歴代編集長4人が本音トーク 創刊90周年イベント

ずらりと並んだ歴代の「JTB時刻表」の編集長。11・13代、14代、16代、17代(右から)=20日、高橋昌紀撮影
鉄道ファンで一杯の会場=東京都千代田区神田神保町で20日、高橋昌紀撮影
来場者を見送る歴代の「JTB時刻表」編集長=東京都千代田区神田神保町で20日、高橋昌紀撮影

 鉄道関連雑誌「JTB時刻表」(2014年度公称9万部)の創刊90周年を記念したトークイベントが20日夜、東京都千代田区神田神保町のイベントスペースで開かれた。11代目を筆頭に、現在の17代目まで歴代計4人の編集長が一堂に集合。「表紙を決められるのは編集長の特権だが、飽きることも」などと、時刻表雑誌ならではのエピソードを披露した。「スジ」の読めない本音トークの数々で、集まった鉄道ファン約70人からの拍手喝采を受けた。

     「あの時は編集部全員から、不評を買った」。2013年1月号に関する率直な思い出を吐露したのは16代目(10年12月〜14年3月)の石川敏晴さん(45)。当時は既に就任から2年以上が過ぎており、実は仕事に「段々と飽きていた」。これまでにない表紙をと、臨時列車(旧国鉄583系)の写真を採用した。「『(臨時便なので)時刻表に載っていない車両を取り上げるのはおかしい』『正月なのだから、新幹線と富士山でしょう』などと言われてしまった」

     それでも、石川さんは大胆に踏み切った。発想の転換で、廃止寸前の車両を取り上げる「いま乗っておきたい車両」という企画もスタートさせたという。「私も反対した1人。えーって、思った」。当時は部下だった17代目(14年4月〜)の大内学さん(39)が隣席から打ち明けると、会場は笑いに包まれた。一方で、大内さんは「インパクトはある。ライバル誌に勝たなければ」。編集長の気概をちらりと覗かせた。
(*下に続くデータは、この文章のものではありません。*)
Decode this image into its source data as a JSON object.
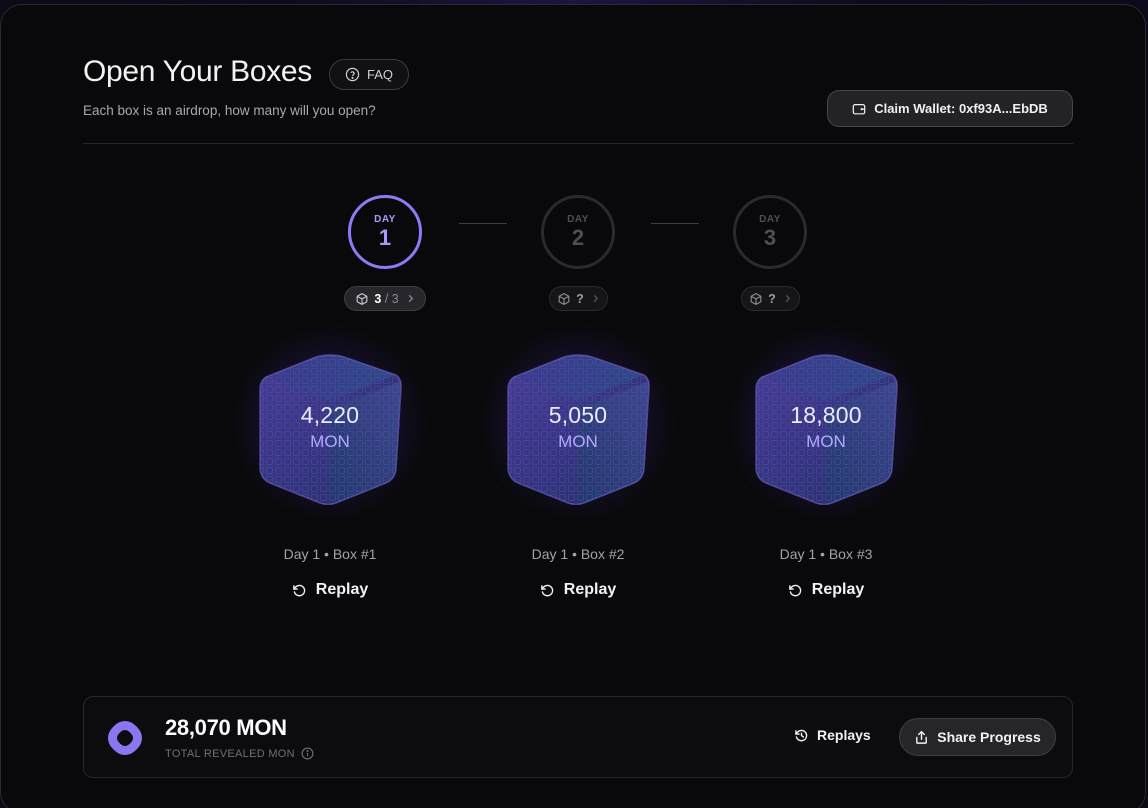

     14代目(06年4月〜09年8月)の高山法悦さん(51)は節目の「999号」となる2009年4月号を担当。人気アニメ「銀河鉄道999」にちなみ、原作者の松本零士さんに表紙画を頼んだ。「松本さんはなかなかつかまらない人だったんですが。(ヒロインの)メーテルを輝かせて、と注文をつけたりしました」とこだわりを強調。「好きなんですか? メーテル」との後輩からの合いの手には思わず、苦笑した。

     編集長としての醍醐味(だいごみ)について、4人は異口同音に「最初の見本誌が仕上がったときの達成感」と発言した。掲載されている数字は300万〜400万個。鉄道、バス会社など約900社と毎月コンタクトをとる。忙しいのは毎月下旬から翌月初旬にかけて。見本誌の完成は発売1週間前で、「毎号毎号が体力勝負」(石川さん)。最終チェックをしているときは「仕事を忘れて、ついつい、読んじゃう」と木村嘉男さん(59)は振り返った。11代(1997年4月〜98年3月)と13代(2000年4月〜06年3月)を務めた現役最長老。最終チェックを終えると、編集部員全員で拍手をする慣例もあるという。

     ライバル誌との競争もある。「うちの方が『のぞみ』を5本多く載せています、なんてできない」(木村さん)。時刻表という決められた「線路」上で、いかに差別化できるか。直近の新幹線50周年記念号(14年10月号)で、ライバル誌は「冊子の付録をつけてきた。あーって感じ。(その差は)販売データに残酷に現れた」(石川さん)「10月号はイベントではあるけれど、付録なんてやってこないだろうと思っていた。悔しい」(大内さん)。そうは言いながらも、「臨時列車で、膨大な時刻変更が生じることがある。それを見付けることが編集者の腕の見せどころ」(同)。競争は常に繰り広げられている。

     ページの裏表で、時刻表の線にズレがないように印刷していることが隠れたこだわりだ。持ち運ぶには大きい、重いとあって、必要なページを切り抜いたり、コピーする人は多い。見やすいようにとの配慮という。路線図はデフォルメした日本地図に描かれているが、新幹線と在来線の交差地点やカーブ地点などは、現実の路線に限りなく忠実になっているという。

     トーク終盤。「編集長に直訴」と題したコーナーでは、会場からの質問を受け付けた。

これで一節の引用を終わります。